On my morning walk I passed the neighborhood playground. An adult was sitting alone at the picnic table talking on the phone. No kids in sight. I walked on.
On my way back I noticed the car was still parked at the playground but I couldn’t see anyone around. I scanned the equipment.
“Huh. If I was them, I’d sit on the swings,” I thought.
Alone. 35, swinging by myself on a playground. No kids.
I’d be sad. I’d wish I had kids. I would be in search of the right person to create a family with or have heartache that I didn’t have children yet if we had been trying.
I know plenty of people who are jazzed to live their grown up lives without children, who don’t feel they are missing out on anything -and this is not a message that life is only fulfilling with you follow genetic tradition: 1) grow up 2) make babies 3) die. (Which was the frightening perspective I had about child-rearing before we had our first.)

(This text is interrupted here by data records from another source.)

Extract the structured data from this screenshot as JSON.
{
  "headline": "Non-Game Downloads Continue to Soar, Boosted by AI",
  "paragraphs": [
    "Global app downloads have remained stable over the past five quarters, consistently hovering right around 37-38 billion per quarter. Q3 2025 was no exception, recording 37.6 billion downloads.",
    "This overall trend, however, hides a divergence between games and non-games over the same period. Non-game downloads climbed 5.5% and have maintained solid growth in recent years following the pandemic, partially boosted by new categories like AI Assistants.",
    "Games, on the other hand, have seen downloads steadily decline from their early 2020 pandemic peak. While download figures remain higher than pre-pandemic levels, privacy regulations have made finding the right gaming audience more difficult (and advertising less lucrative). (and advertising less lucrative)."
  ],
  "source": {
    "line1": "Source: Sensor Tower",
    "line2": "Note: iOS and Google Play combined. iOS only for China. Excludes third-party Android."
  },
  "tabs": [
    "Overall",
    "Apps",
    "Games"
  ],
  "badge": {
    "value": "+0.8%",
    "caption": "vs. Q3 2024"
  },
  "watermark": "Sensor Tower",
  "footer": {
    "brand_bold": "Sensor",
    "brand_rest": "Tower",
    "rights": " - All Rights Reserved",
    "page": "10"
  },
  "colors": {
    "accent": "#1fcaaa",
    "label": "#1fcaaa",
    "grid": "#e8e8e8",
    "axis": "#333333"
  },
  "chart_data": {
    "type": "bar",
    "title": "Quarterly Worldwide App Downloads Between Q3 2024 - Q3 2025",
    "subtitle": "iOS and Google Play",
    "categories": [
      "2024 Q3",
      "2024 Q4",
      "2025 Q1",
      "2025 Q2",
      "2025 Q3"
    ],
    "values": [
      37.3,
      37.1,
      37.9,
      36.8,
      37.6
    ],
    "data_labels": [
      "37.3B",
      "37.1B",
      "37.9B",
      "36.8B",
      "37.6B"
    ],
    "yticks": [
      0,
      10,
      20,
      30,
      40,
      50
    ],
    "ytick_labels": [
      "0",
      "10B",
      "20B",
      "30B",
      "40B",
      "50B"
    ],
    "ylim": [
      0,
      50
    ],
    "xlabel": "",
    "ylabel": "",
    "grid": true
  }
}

Lately I’ve been struggling with what I want to be when I grow up. I have a successful business, multiple streams of income, but my passion and drive is deflated. (Picture an untied balloon let go, sputtering all over the living room until it flops on the floor. That’s been me the last few weeks.)
But when I passed the playground today, something clicked.
I have what I need and what I want. I have my beautiful people, we have enough, I have so much freedom, and we have each other.
I was overwhelmed with a sense of profound happiness and contentment. The worries I’ve been wrestling with shrank down to plastic army men size instead of towering Decepticons. (Yep, I’ve got an 8 year old.) And strength made it’s way back into my veins as the stranglehold of fear broke.
What’s tomorrow going to look like? Next month? Next year? Heck, I don’t know. But we’ll work it out. I’ve got my people, and I am so thankful for having everything I need to make a meaningful, purposeful, joy-filled life right at this very moment. I know we’re all different, but this is my happiness. And, man, am I thankful for it.